Thursday, January 31, 2008

Some things I've been working on

I've been busy lately. Here are my current projects:
  • I implemented bit-vectors, byte-vectors and float-vectors, the resizable analogues of bit-arrays, byte-arrays and float-arrays. This nicely rounds out Factor's sequences library; previously the only resizable types were strings and vectors; now every built-in array-like type has a resizable analogue. The literal syntax is simple:

    ?V{ t f t } ! bit vector
    BV{ 1 2 3 } ! byte vector
    FV{ 1.0 2.0 3.0 } ! float vector

    This is of course derived from V{ } for vectors, and ?{ } B{ } F{ } for bit, byte and float arrays, respectively.

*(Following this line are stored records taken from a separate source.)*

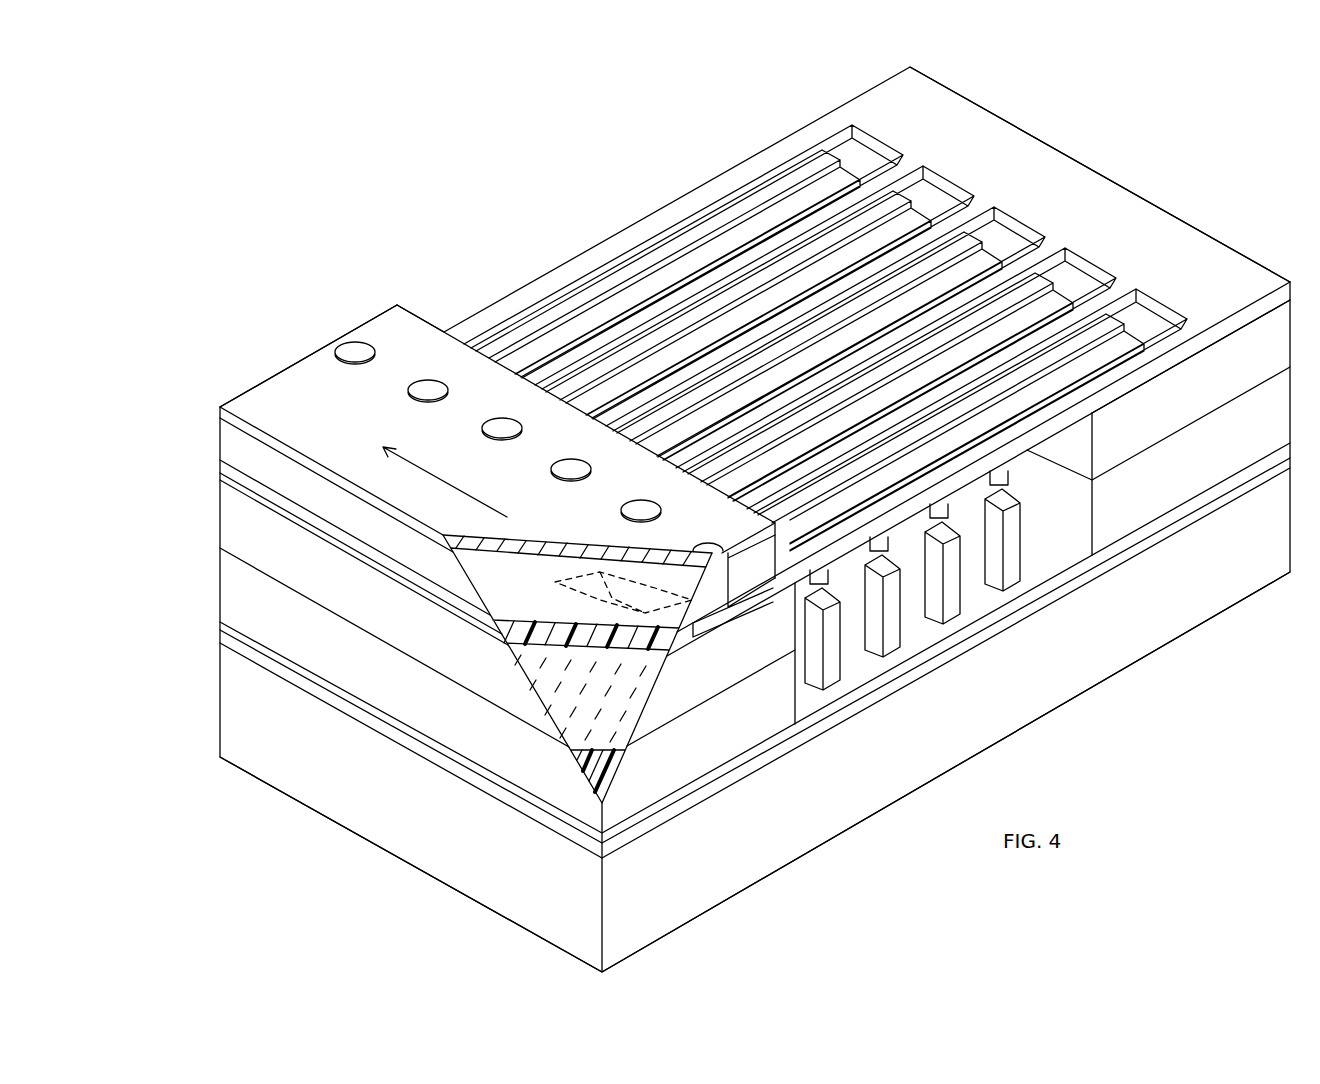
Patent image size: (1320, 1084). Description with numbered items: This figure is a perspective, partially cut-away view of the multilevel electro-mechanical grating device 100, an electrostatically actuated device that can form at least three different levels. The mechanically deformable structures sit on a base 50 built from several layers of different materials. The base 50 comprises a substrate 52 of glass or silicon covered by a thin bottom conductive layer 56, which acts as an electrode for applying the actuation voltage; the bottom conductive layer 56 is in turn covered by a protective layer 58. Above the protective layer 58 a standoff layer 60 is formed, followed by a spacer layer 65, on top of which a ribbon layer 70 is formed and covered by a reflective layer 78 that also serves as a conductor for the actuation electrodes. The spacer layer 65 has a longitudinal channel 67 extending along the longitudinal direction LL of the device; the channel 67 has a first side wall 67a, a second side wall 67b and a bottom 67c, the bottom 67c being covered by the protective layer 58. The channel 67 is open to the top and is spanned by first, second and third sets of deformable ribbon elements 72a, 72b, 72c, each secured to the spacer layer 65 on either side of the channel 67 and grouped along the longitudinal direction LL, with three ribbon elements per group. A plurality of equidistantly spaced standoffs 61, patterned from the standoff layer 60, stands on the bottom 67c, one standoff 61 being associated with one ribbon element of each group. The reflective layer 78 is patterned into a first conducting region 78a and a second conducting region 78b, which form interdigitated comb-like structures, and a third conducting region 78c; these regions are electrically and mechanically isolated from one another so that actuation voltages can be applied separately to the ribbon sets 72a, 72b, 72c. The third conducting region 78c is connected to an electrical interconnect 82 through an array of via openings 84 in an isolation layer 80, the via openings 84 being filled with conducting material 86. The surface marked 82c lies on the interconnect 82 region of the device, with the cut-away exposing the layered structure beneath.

The base 50 is at (327, 851).
The substrate 52 is at (262, 762).
The bottom conductive layer 56 is at (250, 655).
The protective layer 58 is at (232, 634).
The standoff layer 60 is at (230, 590).
The standoffs 61 is at (1010, 565).
The spacer layer 65 is at (228, 530).
The longitudinal channel 67 is at (1072, 527).
The first side wall 67a is at (800, 630).
The second side wall 67b is at (1082, 462).
The bottom 67c is at (927, 640).
The ribbon layer 70 is at (232, 485).
The first set of deformable ribbon elements 72a is at (716, 300).
The second set of deformable ribbon elements 72b is at (613, 335).
The third set of deformable ribbon elements 72c is at (791, 247).
The reflective layer 78 is at (222, 460).
The first conducting region 78a is at (580, 723).
The second conducting region 78b is at (1200, 246).
The third conducting region 78c is at (590, 586).
The isolation layer 80 is at (232, 440).
The electrical interconnect 82 is at (218, 407).
The cover plate surface 82c is at (303, 373).
The via openings 84 is at (730, 607).
The conducting material 86 is at (425, 385).
The multilevel electro-mechanical grating device 100 is at (537, 196).
The longitudinal direction LL is at (460, 488).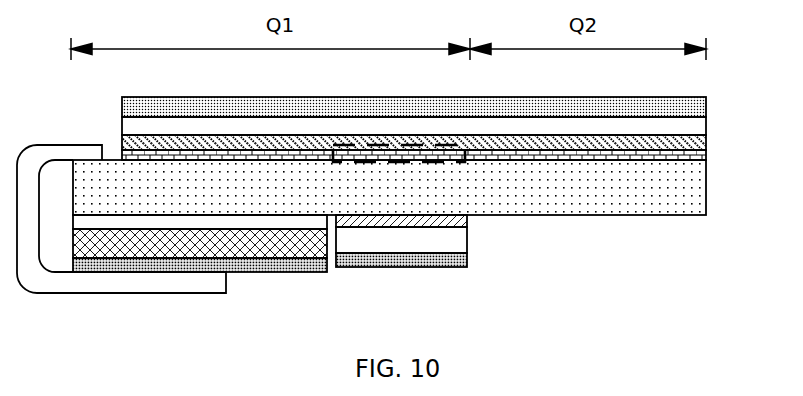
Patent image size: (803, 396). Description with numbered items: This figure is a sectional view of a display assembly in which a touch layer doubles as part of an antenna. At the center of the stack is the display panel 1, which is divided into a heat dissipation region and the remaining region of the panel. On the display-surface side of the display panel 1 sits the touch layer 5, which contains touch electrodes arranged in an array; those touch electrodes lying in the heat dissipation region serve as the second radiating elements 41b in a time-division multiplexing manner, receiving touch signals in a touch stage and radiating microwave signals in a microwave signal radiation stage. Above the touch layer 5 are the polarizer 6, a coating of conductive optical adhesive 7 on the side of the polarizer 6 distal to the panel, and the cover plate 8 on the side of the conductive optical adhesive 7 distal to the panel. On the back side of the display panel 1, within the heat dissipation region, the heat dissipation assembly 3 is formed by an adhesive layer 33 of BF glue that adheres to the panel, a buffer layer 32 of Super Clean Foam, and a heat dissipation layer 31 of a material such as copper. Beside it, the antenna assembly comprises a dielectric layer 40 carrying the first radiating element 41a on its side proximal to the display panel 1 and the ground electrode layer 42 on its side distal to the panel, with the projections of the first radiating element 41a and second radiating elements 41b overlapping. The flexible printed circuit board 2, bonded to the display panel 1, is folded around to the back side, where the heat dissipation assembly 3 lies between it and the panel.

The display panel 1 is at (692, 193).
The flexible printed circuit board 2 is at (123, 288).
The heat dissipation assembly 3 is at (205, 284).
The heat dissipation layer 31 is at (330, 318).
The buffer layer 32 is at (268, 248).
The adhesive layer 33 is at (287, 223).
The touch layer 5 is at (698, 158).
The polarizer 6 is at (698, 140).
The conductive optical adhesive 7 is at (698, 122).
The cover plate 8 is at (698, 105).
The dielectric layer 40 is at (445, 243).
The first radiating element 41a is at (447, 221).
The second radiating element 41b is at (465, 162).
The ground electrode layer 42 is at (462, 263).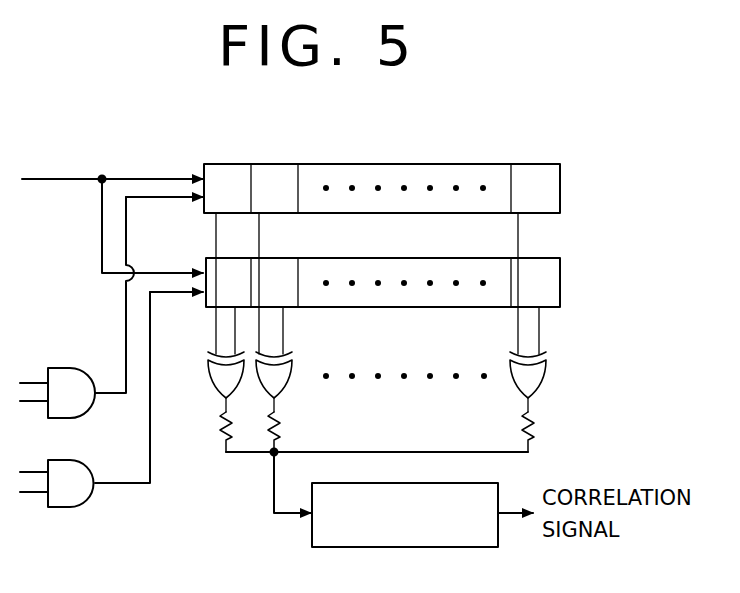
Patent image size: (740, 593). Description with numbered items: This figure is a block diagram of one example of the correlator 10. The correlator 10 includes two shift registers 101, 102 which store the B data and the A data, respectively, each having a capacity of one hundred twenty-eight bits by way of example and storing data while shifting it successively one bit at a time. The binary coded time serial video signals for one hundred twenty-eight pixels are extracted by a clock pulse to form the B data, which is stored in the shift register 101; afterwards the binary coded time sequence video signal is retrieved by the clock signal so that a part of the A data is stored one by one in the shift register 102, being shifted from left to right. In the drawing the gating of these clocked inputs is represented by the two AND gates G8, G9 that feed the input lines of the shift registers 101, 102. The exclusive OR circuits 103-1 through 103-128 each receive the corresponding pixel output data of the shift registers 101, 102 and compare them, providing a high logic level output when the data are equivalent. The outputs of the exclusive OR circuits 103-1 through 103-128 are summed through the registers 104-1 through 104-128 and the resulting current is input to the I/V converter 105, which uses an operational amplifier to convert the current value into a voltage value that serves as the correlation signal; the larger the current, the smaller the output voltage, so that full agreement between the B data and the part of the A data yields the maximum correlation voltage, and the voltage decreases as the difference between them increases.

The correlator 10 is at (330, 160).
The shift register 101 is at (388, 164).
The shift register 102 is at (378, 258).
The exclusive OR circuit 103-1 is at (208, 367).
The exclusive OR circuit 103-128 is at (545, 374).
The register 104-1 is at (222, 427).
The register 104-128 is at (536, 425).
The I/V converter 105 is at (422, 548).
The AND gate G8 is at (70, 368).
The AND gate G9 is at (68, 508).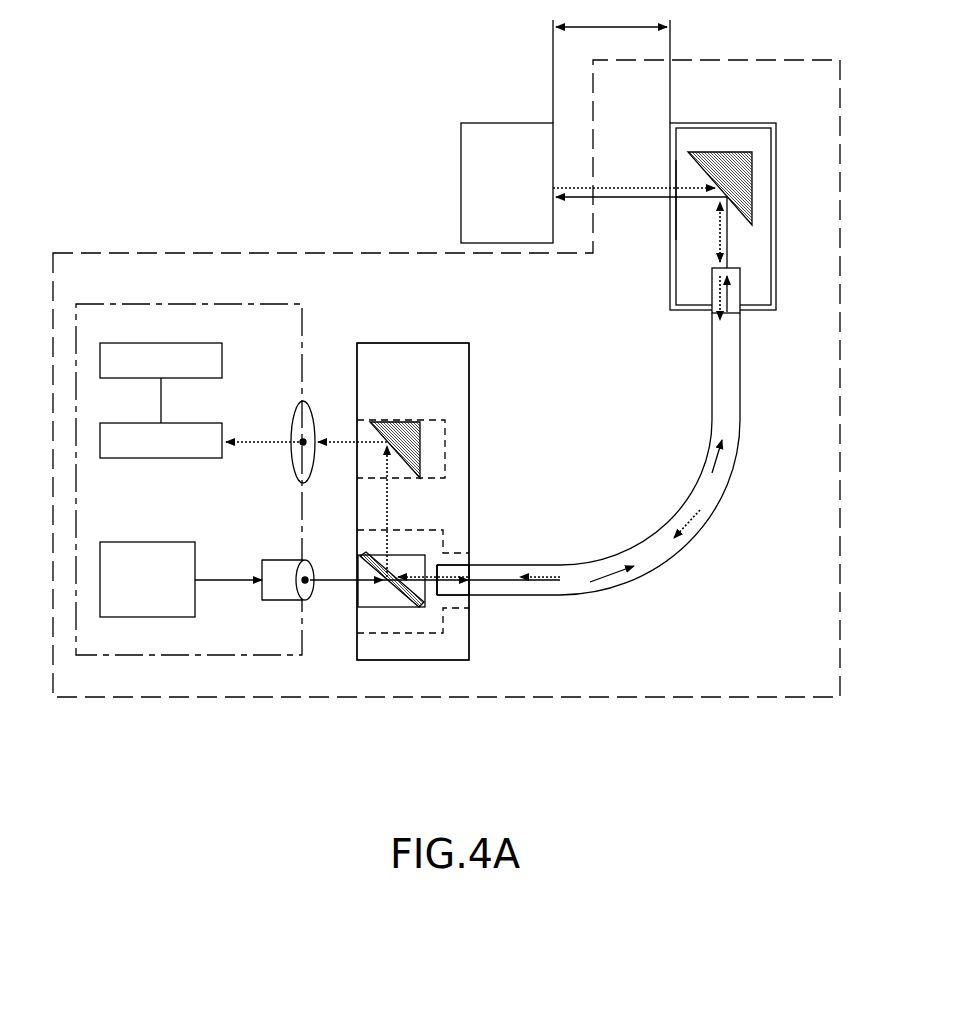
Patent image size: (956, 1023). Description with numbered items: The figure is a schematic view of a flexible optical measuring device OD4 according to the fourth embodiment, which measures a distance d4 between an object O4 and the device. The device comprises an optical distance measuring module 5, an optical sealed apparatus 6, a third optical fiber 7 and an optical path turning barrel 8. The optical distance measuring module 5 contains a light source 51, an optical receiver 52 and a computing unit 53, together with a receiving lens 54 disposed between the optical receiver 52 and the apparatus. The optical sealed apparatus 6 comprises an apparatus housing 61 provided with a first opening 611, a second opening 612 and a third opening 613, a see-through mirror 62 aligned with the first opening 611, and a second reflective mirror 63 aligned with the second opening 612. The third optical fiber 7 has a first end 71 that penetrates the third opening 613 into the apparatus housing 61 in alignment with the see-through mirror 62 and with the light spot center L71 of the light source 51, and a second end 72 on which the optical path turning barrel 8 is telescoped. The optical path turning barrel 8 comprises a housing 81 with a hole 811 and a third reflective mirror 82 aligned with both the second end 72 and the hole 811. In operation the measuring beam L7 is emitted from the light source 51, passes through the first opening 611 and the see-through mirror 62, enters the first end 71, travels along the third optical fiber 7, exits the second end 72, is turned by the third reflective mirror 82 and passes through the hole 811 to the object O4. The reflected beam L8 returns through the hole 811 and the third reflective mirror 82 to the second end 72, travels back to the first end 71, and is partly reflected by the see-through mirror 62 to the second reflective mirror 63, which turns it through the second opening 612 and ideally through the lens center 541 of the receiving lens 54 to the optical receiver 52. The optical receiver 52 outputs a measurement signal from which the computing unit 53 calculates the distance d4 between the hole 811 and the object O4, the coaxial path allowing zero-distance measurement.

    If you want to learn more, just look at the online help.
  • File system change notification: I have this working on Windows. When I implement it on Linux and Mac OS X I will blog about the API. This is really neat stuff, integrates with the I/O multiplexer loop so that waiting for notifications doesn't block all of Factor.
  • New representation for strings. I'm just starting this, but it shouldn't take too long. Right now, Factor strings are sequences of 16-bit characters, which is neither here nor there. It uses more memory than ASCII strings, but cannot represent every Unicode code point, since Unicode 5.0 requires 21 bits now. Totally brain-dead. The new representation is quite clever, and comes from Larceny Scheme. The idea is that strings are ASCII strings, but have an extra slot pointing to an 'auxiliary vector'. If no auxiliary vector is set, the nth character of the string is just the nth byte. If an auxiliary vector is set, then the nth character has the nth byte as the least significant 8 bits, and the most significant 13 bits come from the nth double-byte in the auxiliary vector. Storing a non-ASCII character into the string creates an auxiliary vector if necessary. This reduces space usage for ASCII strings, it can represent every Unicode code point, and for strings with high code points in them, it still uses less space than the other alternative, UTF-32.

3 comments:

Sohail Somani said...

I really like the auxiliary array idea. Is that an original idea?

Slava Pestov said...

Sohail, do you really expect me to invent anything new or original?

No way dude.

This string representation is called "record1" and it comes from Larceny Scheme: http://larceny.ccs.neu.edu/larceny-trac/wiki/StringRepresentations

They offer multiple string representations as a compile-time option. Cool stuff.

For my purposes having one representation is sufficient.

Sohail Somani said...

I just thought it was a clever idea and was curious about the thinking that led to it.

As you have proved, nothing happens in a vacuum anyway!